“That there’s is,” he said huskily. “Looks like ’e weren’t expectin’ it. . . . But don chew lose art, miss—’e always wuz the luckiest man wot ever stepped. P’raps ’e’s as right as ryne, lyin aht comfitible somewhere jus’ lettin the Tiger think ’e’s a goner an get keerless, an orl set ready ter pop up an’ ’av the larf on ’im lyter.”
It was not Orace’s fault if he did not sound very convincing. His arm went clumsily about her, and drew her gently away and outside the room.
“One thing,” he observed in an exaggeratedly commonplace tone, “ther carn’t be no Tiger Cubs angin arahnd ’ere naow—the noise we’ve myde, they’d uv bin buzzin in like ornets be this time, if ther ’ad bin.”
“Could we get a rope and go down?” she asked, striving to master her voice.
“I’ll git sum men from the village to ’av a look,” he promised. “Ain’t nothink we can do fer im fee is dahn there—’e’d uv gorn howers ago. . . .”
She leaned weakly against the wall, eyes closed and the tears starring on her cheeks, while Orace tried in his rough but kindly manner to console her. She hardly heard a word he said.
The Saint gone? A terrifying emptiness ached her heart. It was horrible to think of.
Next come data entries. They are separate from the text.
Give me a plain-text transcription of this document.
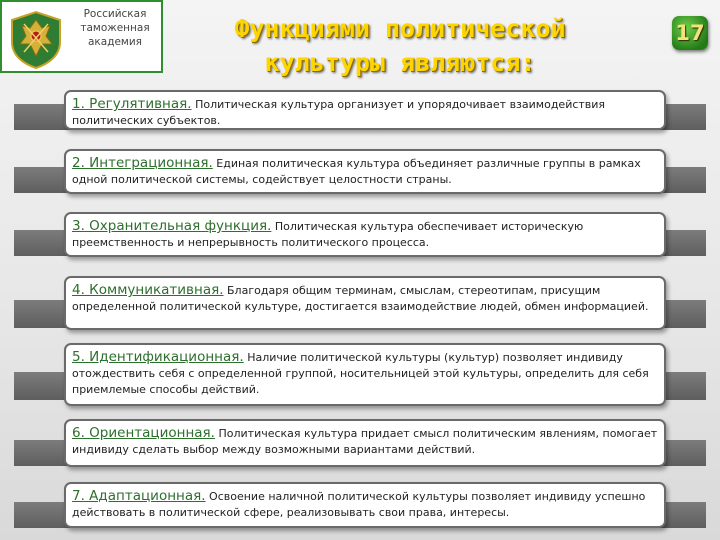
Российская таможенная академия	Функциями политической культуры являются:
17
1. Регулятивная. Политическая культура организует и упорядочивает взаимодействия политических субъектов.
2. Интеграционная. Единая политическая культура объединяет различные группы в рамках одной политической системы, содействует целостности страны.
3. Охранительная функция. Политическая культура обеспечивает историческую преемственность и непрерывность политического процесса.
4. Коммуникативная. Благодаря общим терминам, смыслам, стереотипам, присущим определенной политической культуре, достигается взаимодействие людей, обмен информацией.
5. Идентификационная. Наличие политической культуры (культур) позволяет индивиду отождествить себя с определенной группой, носительницей этой культуры, определить для себя приемлемые способы действий.
6. Ориентационная. Политическая культура придает смысл политическим явлениям, помогает индивиду сделать выбор между возможными вариантами действий.
7. Адаптационная. Освоение наличной политической культуры позволяет индивиду успешно действовать в политической сфере, реализовывать свои права, интересы.
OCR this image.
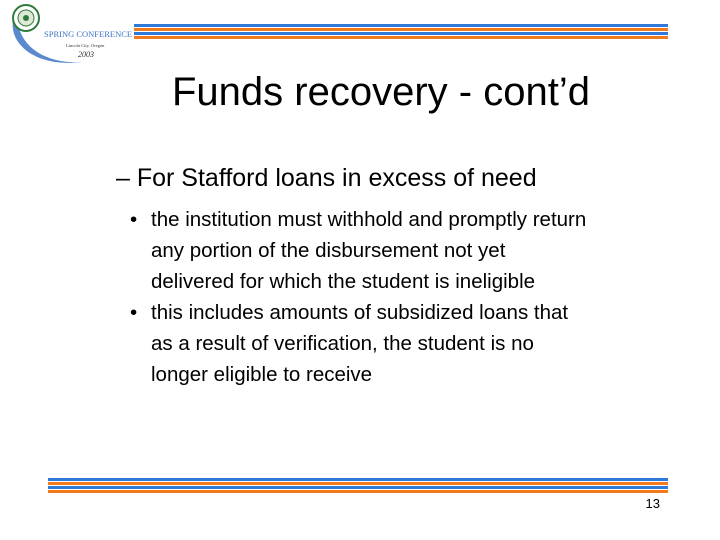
SPRING CONFERENCE
Lincoln City, Oregon
2003
Funds recovery - cont’d
– For Stafford loans in excess of need
• the institution must withhold and promptly return
any portion of the disbursement not yet
delivered for which the student is ineligible
• this includes amounts of subsidized loans that
as a result of verification, the student is no
longer eligible to receive
13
Could a man like him be meant for such an end—to die alone in the unanswering darkness, drowned like a rat? He would have kept afloat for a long time, but if he had been alive and down there then he would have shouted back to them. Perhaps he had struck his head in the fall. . . .
And then, slowly, a change came over her.
There was still that hurtful lump in her throat, and the dead numbness of her heart, but she was no longer trembling. Instead, she found herself cold and quiet. The darkness was speckled with dancing, dizzy splashes of red. . . .
This was the Tiger’s doing—he was the man who had sent Simon Templar to his death. And, with a bitter, dead, icy certainty, Patricia Holm knew that she would never rest until she had found the Tiger.